As reported recently by Government Executive (A Cyber Workforce Strategy is Coming From the White House, Along With an Implementation Body to Make Sure it Works), every government agency that utilizes AI – or wants to utilize AI – knows that cyber workers need deep technical expertise and access to the insights and tools necessary to make critical decisions faster and move their missions forward.
However, finding qualified cyber workers is difficult.
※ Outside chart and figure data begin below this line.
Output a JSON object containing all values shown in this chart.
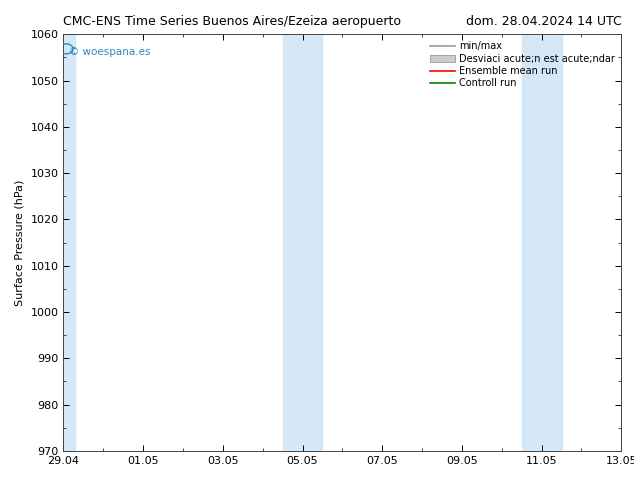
{
  "title_left": "CMC-ENS Time Series Buenos Aires/Ezeiza aeropuerto",
  "title_right": "dom. 28.04.2024 14 UTC",
  "ylabel": "Surface Pressure (hPa)",
  "ylim": [
    970,
    1060
  ],
  "yticks": [
    970,
    980,
    990,
    1000,
    1010,
    1020,
    1030,
    1040,
    1050,
    1060
  ],
  "xtick_positions": [
    0,
    2,
    4,
    6,
    8,
    10,
    12,
    14
  ],
  "xtick_labels": [
    "29.04",
    "01.05",
    "03.05",
    "05.05",
    "07.05",
    "09.05",
    "11.05",
    "13.05"
  ],
  "xlim": [
    0,
    14
  ],
  "shaded_bands": [
    {
      "xmin": -0.3,
      "xmax": 0.3
    },
    {
      "xmin": 5.5,
      "xmax": 6.0
    },
    {
      "xmin": 6.0,
      "xmax": 6.5
    },
    {
      "xmin": 11.5,
      "xmax": 12.0
    },
    {
      "xmin": 12.0,
      "xmax": 12.5
    }
  ],
  "background_color": "#ffffff",
  "plot_bg_color": "#ffffff",
  "shaded_color": "#d4e8f7",
  "legend_label_minmax": "min/max",
  "legend_label_std": "Desviaci acute;n est acute;ndar",
  "legend_label_ens": "Ensemble mean run",
  "legend_label_ctrl": "Controll run",
  "legend_color_minmax": "#999999",
  "legend_color_std": "#cccccc",
  "legend_color_ens": "#ff0000",
  "legend_color_ctrl": "#008800",
  "watermark": "© woespana.es",
  "watermark_color": "#3388bb",
  "title_fontsize": 9,
  "axis_label_fontsize": 8,
  "tick_fontsize": 8,
  "legend_fontsize": 7
}
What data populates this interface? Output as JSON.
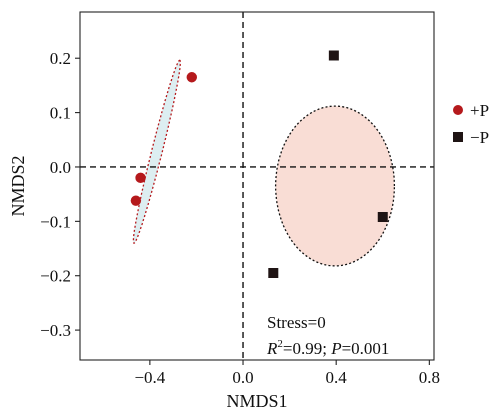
{
  "chart_data": {
    "type": "scatter",
    "xlabel": "NMDS1",
    "ylabel": "NMDS2",
    "xlim": [
      -0.7,
      0.82
    ],
    "ylim": [
      -0.355,
      0.285
    ],
    "x_ticks": [
      -0.4,
      0.0,
      0.4,
      0.8
    ],
    "x_tick_labels": [
      "−0.4",
      "0.0",
      "0.4",
      "0.8"
    ],
    "y_ticks": [
      -0.3,
      -0.2,
      -0.1,
      0.0,
      0.1,
      0.2
    ],
    "y_tick_labels": [
      "−0.3",
      "−0.2",
      "−0.1",
      "0.0",
      "0.1",
      "0.2"
    ],
    "grid": false,
    "reference_lines": {
      "x": 0.0,
      "y": 0.0,
      "style": "dashed"
    },
    "legend_position": "right",
    "series": [
      {
        "name": "+P",
        "marker": "circle",
        "color": "#b5191c",
        "ellipse_fill": "#ddeef1",
        "ellipse_stroke": "#b5191c",
        "points": [
          {
            "x": -0.22,
            "y": 0.165
          },
          {
            "x": -0.44,
            "y": -0.02
          },
          {
            "x": -0.46,
            "y": -0.062
          }
        ],
        "ellipse": {
          "cx": -0.37,
          "cy": 0.028,
          "rx": 0.195,
          "ry": 0.02,
          "angle_deg": 59.4
        }
      },
      {
        "name": "−P",
        "marker": "square",
        "color": "#1f1414",
        "ellipse_fill": "#f9ddd5",
        "ellipse_stroke": "#111111",
        "points": [
          {
            "x": 0.39,
            "y": 0.205
          },
          {
            "x": 0.6,
            "y": -0.092
          },
          {
            "x": 0.13,
            "y": -0.195
          }
        ],
        "ellipse": {
          "cx": 0.395,
          "cy": -0.035,
          "rx": 0.255,
          "ry": 0.147,
          "angle_deg": 0
        }
      }
    ],
    "annotations": {
      "stress": "Stress=0",
      "r_symbol": "R",
      "r_superscript": "2",
      "r_value": "=0.99; ",
      "p_symbol": "P",
      "p_value": "=0.001"
    }
  }
}
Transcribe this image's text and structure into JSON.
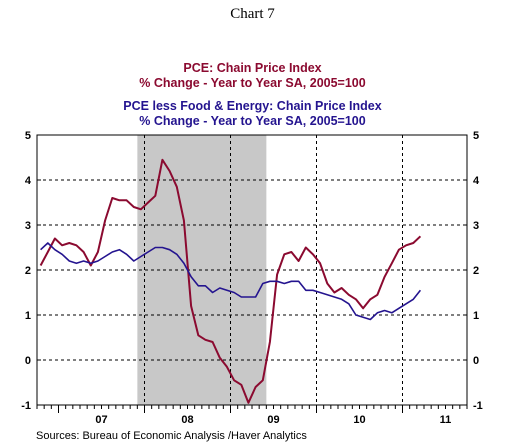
{
  "chart_label": "Chart 7",
  "source": "Sources:  Bureau of Economic Analysis /Haver Analytics",
  "colors": {
    "pce": "#8b0a30",
    "core": "#24148f",
    "recession": "#c8c8c8"
  },
  "chart_data": {
    "type": "line",
    "title_lines": [
      {
        "name": "PCE: Chain Price Index",
        "units": "% Change - Year to Year    SA, 2005=100"
      },
      {
        "name": "PCE less Food & Energy: Chain Price Index",
        "units": "% Change - Year to Year    SA, 2005=100"
      }
    ],
    "x_range": [
      2006.75,
      2011.75
    ],
    "ylim": [
      -1,
      5
    ],
    "y_ticks": [
      "-1",
      "0",
      "1",
      "2",
      "3",
      "4",
      "5"
    ],
    "x_labels": [
      {
        "label": "07",
        "x": 2007.5
      },
      {
        "label": "08",
        "x": 2008.5
      },
      {
        "label": "09",
        "x": 2009.5
      },
      {
        "label": "10",
        "x": 2010.5
      },
      {
        "label": "11",
        "x": 2011.5
      }
    ],
    "grid": true,
    "recession": {
      "start": 2007.917,
      "end": 2009.417
    },
    "series": [
      {
        "name": "PCE: Chain Price Index",
        "color": "#8b0a30",
        "values": [
          [
            2006.792,
            2.1
          ],
          [
            2006.875,
            2.4
          ],
          [
            2006.958,
            2.7
          ],
          [
            2007.042,
            2.55
          ],
          [
            2007.125,
            2.6
          ],
          [
            2007.208,
            2.55
          ],
          [
            2007.292,
            2.4
          ],
          [
            2007.375,
            2.1
          ],
          [
            2007.458,
            2.4
          ],
          [
            2007.542,
            3.1
          ],
          [
            2007.625,
            3.6
          ],
          [
            2007.708,
            3.55
          ],
          [
            2007.792,
            3.55
          ],
          [
            2007.875,
            3.4
          ],
          [
            2007.958,
            3.35
          ],
          [
            2008.042,
            3.5
          ],
          [
            2008.125,
            3.65
          ],
          [
            2008.208,
            4.45
          ],
          [
            2008.292,
            4.2
          ],
          [
            2008.375,
            3.85
          ],
          [
            2008.458,
            3.1
          ],
          [
            2008.542,
            1.2
          ],
          [
            2008.625,
            0.55
          ],
          [
            2008.708,
            0.45
          ],
          [
            2008.792,
            0.4
          ],
          [
            2008.875,
            0.05
          ],
          [
            2008.958,
            -0.15
          ],
          [
            2009.042,
            -0.45
          ],
          [
            2009.125,
            -0.55
          ],
          [
            2009.208,
            -0.95
          ],
          [
            2009.292,
            -0.6
          ],
          [
            2009.375,
            -0.45
          ],
          [
            2009.458,
            0.4
          ],
          [
            2009.542,
            1.9
          ],
          [
            2009.625,
            2.35
          ],
          [
            2009.708,
            2.4
          ],
          [
            2009.792,
            2.2
          ],
          [
            2009.875,
            2.5
          ],
          [
            2009.958,
            2.35
          ],
          [
            2010.042,
            2.15
          ],
          [
            2010.125,
            1.7
          ],
          [
            2010.208,
            1.5
          ],
          [
            2010.292,
            1.6
          ],
          [
            2010.375,
            1.45
          ],
          [
            2010.458,
            1.35
          ],
          [
            2010.542,
            1.15
          ],
          [
            2010.625,
            1.35
          ],
          [
            2010.708,
            1.45
          ],
          [
            2010.792,
            1.85
          ],
          [
            2010.875,
            2.15
          ],
          [
            2010.958,
            2.45
          ],
          [
            2011.042,
            2.55
          ],
          [
            2011.125,
            2.6
          ],
          [
            2011.208,
            2.75
          ]
        ]
      },
      {
        "name": "PCE less Food & Energy: Chain Price Index",
        "color": "#24148f",
        "values": [
          [
            2006.792,
            2.45
          ],
          [
            2006.875,
            2.6
          ],
          [
            2006.958,
            2.45
          ],
          [
            2007.042,
            2.35
          ],
          [
            2007.125,
            2.2
          ],
          [
            2007.208,
            2.15
          ],
          [
            2007.292,
            2.2
          ],
          [
            2007.375,
            2.15
          ],
          [
            2007.458,
            2.2
          ],
          [
            2007.542,
            2.3
          ],
          [
            2007.625,
            2.4
          ],
          [
            2007.708,
            2.45
          ],
          [
            2007.792,
            2.35
          ],
          [
            2007.875,
            2.2
          ],
          [
            2007.958,
            2.3
          ],
          [
            2008.042,
            2.4
          ],
          [
            2008.125,
            2.5
          ],
          [
            2008.208,
            2.5
          ],
          [
            2008.292,
            2.45
          ],
          [
            2008.375,
            2.35
          ],
          [
            2008.458,
            2.15
          ],
          [
            2008.542,
            1.85
          ],
          [
            2008.625,
            1.65
          ],
          [
            2008.708,
            1.65
          ],
          [
            2008.792,
            1.5
          ],
          [
            2008.875,
            1.6
          ],
          [
            2008.958,
            1.55
          ],
          [
            2009.042,
            1.5
          ],
          [
            2009.125,
            1.4
          ],
          [
            2009.208,
            1.4
          ],
          [
            2009.292,
            1.4
          ],
          [
            2009.375,
            1.7
          ],
          [
            2009.458,
            1.75
          ],
          [
            2009.542,
            1.75
          ],
          [
            2009.625,
            1.7
          ],
          [
            2009.708,
            1.75
          ],
          [
            2009.792,
            1.75
          ],
          [
            2009.875,
            1.55
          ],
          [
            2009.958,
            1.55
          ],
          [
            2010.042,
            1.5
          ],
          [
            2010.125,
            1.45
          ],
          [
            2010.208,
            1.4
          ],
          [
            2010.292,
            1.35
          ],
          [
            2010.375,
            1.25
          ],
          [
            2010.458,
            1.0
          ],
          [
            2010.542,
            0.95
          ],
          [
            2010.625,
            0.9
          ],
          [
            2010.708,
            1.05
          ],
          [
            2010.792,
            1.1
          ],
          [
            2010.875,
            1.05
          ],
          [
            2010.958,
            1.15
          ],
          [
            2011.042,
            1.25
          ],
          [
            2011.125,
            1.35
          ],
          [
            2011.208,
            1.55
          ]
        ]
      }
    ]
  }
}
The latest estimates put the number of vacancies at over 714,000, according to CyberSeek, a project backed by the National Institute of Standards and Technology.
And this shortage is occurring just as the federal government is beginning to embrace AI and its benefits: the insights and tools necessary to make critical decisions faster, improve workforce productivity, and move their missions forward.
During a cyber workforce summit this summer, Camille Stewart Gloster, deputy national cyber director for technology and ecosystem security, said, "This is a really good opportunity to elevate the good work that's going on… and replicate it where needed, add on to it."
Across the federal government, agencies and departments use various strategies and programs to broaden the talent pool and fill jobs.
Stewart Gloster stated that the strategy is unique because it won't focus only on the federal cyber workforce but instead take a broader lens not limited to the federal government's cyber workers alone. Gloster said the office would be looking for input from within and outside the federal government, including the Office of Personnel Management and the Office of Management and Budget.
A common difficulty is increasing the collection of new cyber talent while improving the retention of existing talent. Enabling the free flow movement between the public and private sectors, fostering workplace cultures, and reskilling and upskilling talent is essential for retention.